Jesus Cristo é mais procurado nas redes sociais chinesas que Mao ou o PC

    Quadro comparativo das procuras em 3 de abril 2014. CLIQUE PARA AMPLIAR
    Quadro comparativo das procuras em 3 de abril 2014. CLIQUE PARA AMPLIAR

    Na rede social Weibo, o “Twitter chinês”, o nome de Jesus e de Deus é mais procurado que o do presidente Xi Jinping, secretário-geral do Partido Comunista chinês, o de Mao Tsé-Tung e até o do próprio Partido Comunista que domina o país. 

    Bethany Allen, do Foreign Policy Magazine, saiu em busca dos nomes mais procurados na maior rede social chinesa no dia 3 de abril. 

    A procura da palavra “Bíblia” resultou em mais de 17 milhões de resultados. Porém, a “bíblia do comunismo chinês”, quer dizer, o “Livro Vermelho” de Mão Tsé-Tung, rendeu menos de 60 mil. 

    O nome do novo ditador-presidente “Xi Jinping” apareceu quatro milhões de vezes, cifra decepcionante diante dos quase 18 milhões de resultados para “Jesus”, fundador da religião mais perseguida na China.

    O mais incrível é que o Partido Comunista chinês vasculha todas as mensagens com um exército de cem mil censores e faz desaparecer as que falam de pessoas ou nomes “politicamente incorretos” como Bíblia e Jesus Cristo. 

    O todo-poderoso Partido Comunista que oprime o país rendeu 5,3 milhões de resultados, enquanto a “igreja cristã” apontou 41,8 milhões de links. 

    Jesus Cristo na arte chinesa
    Jesus Cristo na arte chinesa

    Mas se alguém digitar “igreja subterrânea”, como é conhecida a Igreja Católica fiel à Santa Sé e oposta ao socialismo, a tela apresenta um “brancão” com a mensagem de que os resultados não podem ser exibidos devido a leis e regulamentos do marco legal chinês.

    O desinteresse pela ideologia comunista e a avidez pelo cristianismo explica estes resultados até há pouco inimagináveis.
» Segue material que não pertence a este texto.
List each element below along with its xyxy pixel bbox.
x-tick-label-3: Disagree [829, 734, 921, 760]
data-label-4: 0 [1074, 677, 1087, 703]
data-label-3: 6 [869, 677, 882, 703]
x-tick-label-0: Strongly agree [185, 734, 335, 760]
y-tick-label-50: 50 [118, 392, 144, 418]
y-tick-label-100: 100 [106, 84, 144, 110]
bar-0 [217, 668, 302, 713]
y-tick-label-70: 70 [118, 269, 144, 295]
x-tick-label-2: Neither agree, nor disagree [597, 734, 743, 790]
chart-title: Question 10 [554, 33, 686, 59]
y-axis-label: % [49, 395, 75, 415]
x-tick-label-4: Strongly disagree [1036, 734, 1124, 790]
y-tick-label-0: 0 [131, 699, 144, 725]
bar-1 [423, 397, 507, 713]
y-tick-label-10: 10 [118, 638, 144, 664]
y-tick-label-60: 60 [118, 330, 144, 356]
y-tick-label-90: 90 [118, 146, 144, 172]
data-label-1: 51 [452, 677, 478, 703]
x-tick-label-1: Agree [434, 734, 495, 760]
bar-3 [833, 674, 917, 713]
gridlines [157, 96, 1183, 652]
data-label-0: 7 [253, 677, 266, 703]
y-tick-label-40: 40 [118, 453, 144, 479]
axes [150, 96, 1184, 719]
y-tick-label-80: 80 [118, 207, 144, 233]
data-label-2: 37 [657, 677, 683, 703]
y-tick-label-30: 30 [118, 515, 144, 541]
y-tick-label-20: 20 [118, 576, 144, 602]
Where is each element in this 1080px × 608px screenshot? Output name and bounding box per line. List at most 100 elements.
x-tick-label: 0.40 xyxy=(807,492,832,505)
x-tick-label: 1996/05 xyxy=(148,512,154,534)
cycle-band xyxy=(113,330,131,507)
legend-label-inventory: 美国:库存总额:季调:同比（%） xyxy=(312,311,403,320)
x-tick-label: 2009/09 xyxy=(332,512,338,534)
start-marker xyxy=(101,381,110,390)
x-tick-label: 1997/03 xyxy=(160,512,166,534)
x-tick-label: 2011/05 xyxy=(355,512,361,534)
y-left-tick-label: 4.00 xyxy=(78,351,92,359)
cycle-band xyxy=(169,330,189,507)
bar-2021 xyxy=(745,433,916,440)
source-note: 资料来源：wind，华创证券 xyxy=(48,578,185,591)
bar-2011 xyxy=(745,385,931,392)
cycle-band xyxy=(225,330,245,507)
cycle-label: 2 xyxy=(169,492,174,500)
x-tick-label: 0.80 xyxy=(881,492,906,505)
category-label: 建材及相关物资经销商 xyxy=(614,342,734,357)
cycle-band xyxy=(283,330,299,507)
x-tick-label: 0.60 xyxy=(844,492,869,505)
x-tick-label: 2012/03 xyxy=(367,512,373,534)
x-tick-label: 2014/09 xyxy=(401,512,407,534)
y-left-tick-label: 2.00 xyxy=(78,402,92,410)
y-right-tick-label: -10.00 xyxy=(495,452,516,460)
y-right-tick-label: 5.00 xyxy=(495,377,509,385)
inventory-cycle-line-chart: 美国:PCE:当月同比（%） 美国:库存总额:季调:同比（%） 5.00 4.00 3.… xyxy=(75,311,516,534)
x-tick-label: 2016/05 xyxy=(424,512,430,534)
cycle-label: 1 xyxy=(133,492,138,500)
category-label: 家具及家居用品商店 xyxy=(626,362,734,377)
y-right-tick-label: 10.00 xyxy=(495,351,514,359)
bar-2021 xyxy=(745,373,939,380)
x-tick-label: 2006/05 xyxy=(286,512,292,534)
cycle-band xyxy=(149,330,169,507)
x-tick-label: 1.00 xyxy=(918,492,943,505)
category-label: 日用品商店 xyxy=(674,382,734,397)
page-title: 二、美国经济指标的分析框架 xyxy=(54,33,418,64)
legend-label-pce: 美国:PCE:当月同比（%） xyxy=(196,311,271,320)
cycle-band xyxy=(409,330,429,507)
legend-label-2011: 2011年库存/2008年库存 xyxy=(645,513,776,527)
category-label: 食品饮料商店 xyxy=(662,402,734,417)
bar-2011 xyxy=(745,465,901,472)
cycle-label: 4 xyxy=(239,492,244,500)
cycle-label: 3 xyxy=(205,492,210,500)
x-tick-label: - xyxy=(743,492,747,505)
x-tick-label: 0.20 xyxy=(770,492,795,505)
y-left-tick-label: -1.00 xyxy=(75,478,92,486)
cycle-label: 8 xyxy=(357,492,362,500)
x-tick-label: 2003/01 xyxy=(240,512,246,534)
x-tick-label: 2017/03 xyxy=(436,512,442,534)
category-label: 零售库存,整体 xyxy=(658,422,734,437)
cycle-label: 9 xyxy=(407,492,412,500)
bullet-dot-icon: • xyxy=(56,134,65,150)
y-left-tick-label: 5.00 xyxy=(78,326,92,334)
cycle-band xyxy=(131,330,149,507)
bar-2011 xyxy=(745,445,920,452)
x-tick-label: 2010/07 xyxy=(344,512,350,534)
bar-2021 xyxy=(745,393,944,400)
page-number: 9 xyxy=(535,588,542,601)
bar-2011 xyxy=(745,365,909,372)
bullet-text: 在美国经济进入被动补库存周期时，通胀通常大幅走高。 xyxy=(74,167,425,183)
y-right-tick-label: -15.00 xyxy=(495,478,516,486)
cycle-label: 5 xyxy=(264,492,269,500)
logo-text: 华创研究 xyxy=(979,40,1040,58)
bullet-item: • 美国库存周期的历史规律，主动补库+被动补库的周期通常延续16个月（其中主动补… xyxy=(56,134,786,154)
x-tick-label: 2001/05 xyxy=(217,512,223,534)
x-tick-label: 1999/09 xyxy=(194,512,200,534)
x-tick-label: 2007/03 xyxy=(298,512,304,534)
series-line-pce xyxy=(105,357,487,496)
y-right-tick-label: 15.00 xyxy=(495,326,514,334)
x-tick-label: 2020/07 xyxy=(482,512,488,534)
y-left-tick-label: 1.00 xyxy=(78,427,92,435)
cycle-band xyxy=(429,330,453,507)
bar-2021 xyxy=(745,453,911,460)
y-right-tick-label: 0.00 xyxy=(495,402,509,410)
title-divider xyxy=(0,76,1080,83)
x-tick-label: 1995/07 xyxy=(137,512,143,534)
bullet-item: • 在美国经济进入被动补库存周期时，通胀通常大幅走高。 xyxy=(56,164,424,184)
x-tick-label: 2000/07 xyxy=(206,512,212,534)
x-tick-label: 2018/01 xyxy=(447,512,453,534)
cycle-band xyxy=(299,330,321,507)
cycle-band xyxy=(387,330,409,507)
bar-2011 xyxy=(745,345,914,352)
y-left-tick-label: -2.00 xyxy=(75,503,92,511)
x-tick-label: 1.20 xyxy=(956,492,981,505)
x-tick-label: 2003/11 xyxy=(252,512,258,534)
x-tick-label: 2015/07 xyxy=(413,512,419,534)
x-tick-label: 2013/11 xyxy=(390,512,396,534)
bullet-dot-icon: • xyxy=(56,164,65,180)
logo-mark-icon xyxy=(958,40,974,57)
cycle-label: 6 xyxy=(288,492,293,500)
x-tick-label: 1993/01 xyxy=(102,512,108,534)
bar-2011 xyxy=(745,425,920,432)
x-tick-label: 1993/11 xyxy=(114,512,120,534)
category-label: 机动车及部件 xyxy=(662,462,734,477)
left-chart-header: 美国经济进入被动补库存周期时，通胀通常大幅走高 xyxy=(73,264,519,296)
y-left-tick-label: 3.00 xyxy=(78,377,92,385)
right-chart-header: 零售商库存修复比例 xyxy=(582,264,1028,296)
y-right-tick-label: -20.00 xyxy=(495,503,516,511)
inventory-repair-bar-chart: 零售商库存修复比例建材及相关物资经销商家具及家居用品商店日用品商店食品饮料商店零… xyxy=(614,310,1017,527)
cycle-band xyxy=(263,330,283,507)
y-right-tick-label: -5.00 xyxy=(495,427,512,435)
    Os resultados recolhidos pela colunista do Foreign Policy Magazine não têm obviamente caráter científico. E devem mudar muito segundo as épocas do ano.

    Acresce que após a publicação dessa reportagem, o exército de censores do governo pode ter redobrado as interceptações, tornando-as mais específicas.

    Porém, na China ficou incontestável que os cidadãos querem ouvir mais sobre Cristo e sua pregação do que sobre Mao e suas teorias igualitárias e ditatoriais.